Cross section of a human liver, taken at autopsy examination, showing multiple large pale tumor deposits; the tumor is an adenocarcinoma Wikicommons public domain; derived from a primary lesion in the body of the pancreas.
A new study from the University of North Carolina has found a possible therapeutic target for pancreatic cancer, one of the most lethal cancers. The results, published in the June issue of the journal Cancer Discovery, reveal a protein which helps these cancer cells avoid death and continue to multiply.
Our cells receive a variety of signals all the time. When a signal arrives, specific receptors on the cell membrane are activated and turn other molecules (proteins) on inside the cells. These active proteins will, in turn, activate further proteins, thus creating a chain of reactions that scientists call “protein pathway”.
The KRAS pathway, named after KRAS (Kirsten rat sarcoma viral oncogene), the protein at the beginning of the pathway, sends signals at certain proteins called transcription factors, which activate genes in the nucleus. All cells have KRAS and it is important in a variety of functions. But one single mutation in its gene results in a hyper active protein and it is very common in tumors of cells of the pancreas (pancreatic cancer).
This mutant, superactive KRAS pathway continuously sends signals to the transcription factor NF-κB and orders it to switch-on several genes involved in cell proliferation, survival and invasion. This is exactly what a cancer cell needs to keep multiplying, protect itself from death and later invade other tissues.
For these reasons, researchers have tried to tackle the function of KRAS in cancers. But this did not work well because KRAS is at the top of the pathway; therefore, a whole set of important reactions are also interrupted, in addition to the NF-κB. And since the healthy cells also contain KRAS, toxicity becomes an issue. Therefore, scientists want to identify other proteins that function further down in the KRAS pathway and use them as therapeutic targets without blocking the entire chain of reactions.

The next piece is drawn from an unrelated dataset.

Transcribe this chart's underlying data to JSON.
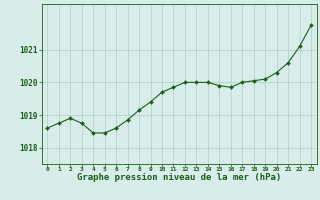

Working towards this direction, Deepali Bang, a graduate student in the laboratory of Albert Baldwin, and her colleagues, hypothesized that the glycogen synthase kinase 3 (GSK-3) functions to promote the hyperactivity of NF-κB via KRAS.
The research team used pancreatic cancer cell models with mutated KRAS and added a drug which inhibits GSK-3. They found that cancer cells were not happy and died. That was because GSK-3 has an important role in controlling NF-κB. Their results showed that mutant KRAS switches-on GSK-3, which then helps other proteins become more stable and keep the NF-κB always active.
“Our data suggest that GSK-3 is really an oncoprotein and that KRAS utilizes GSK-3 to activate NF-kappa B pathways, …thus making it a viable therapeutic target. We are conducting further pharmacologic studies,” said Baldwin.
Pancreatic cancer is one of the most aggressive cancers. In 2013, approximately 45,000 new cases in U.S. are estimated with more than 38,000 deaths. It is very rare that someone with pancreatic cancer will survive more than 5 years once diagnosed. Since GSK-3 is minimally active in healthy cells and, therefore, they might not need it as much as cancers do, it can be a very good therapeutic target with no or small side effects. How exactly GSK-3 stabilizes these proteins is yet unknown and might be the key to understand this process. However, this discovery is very important for cancer therapy in general, as many cancer types have mutated KRAS.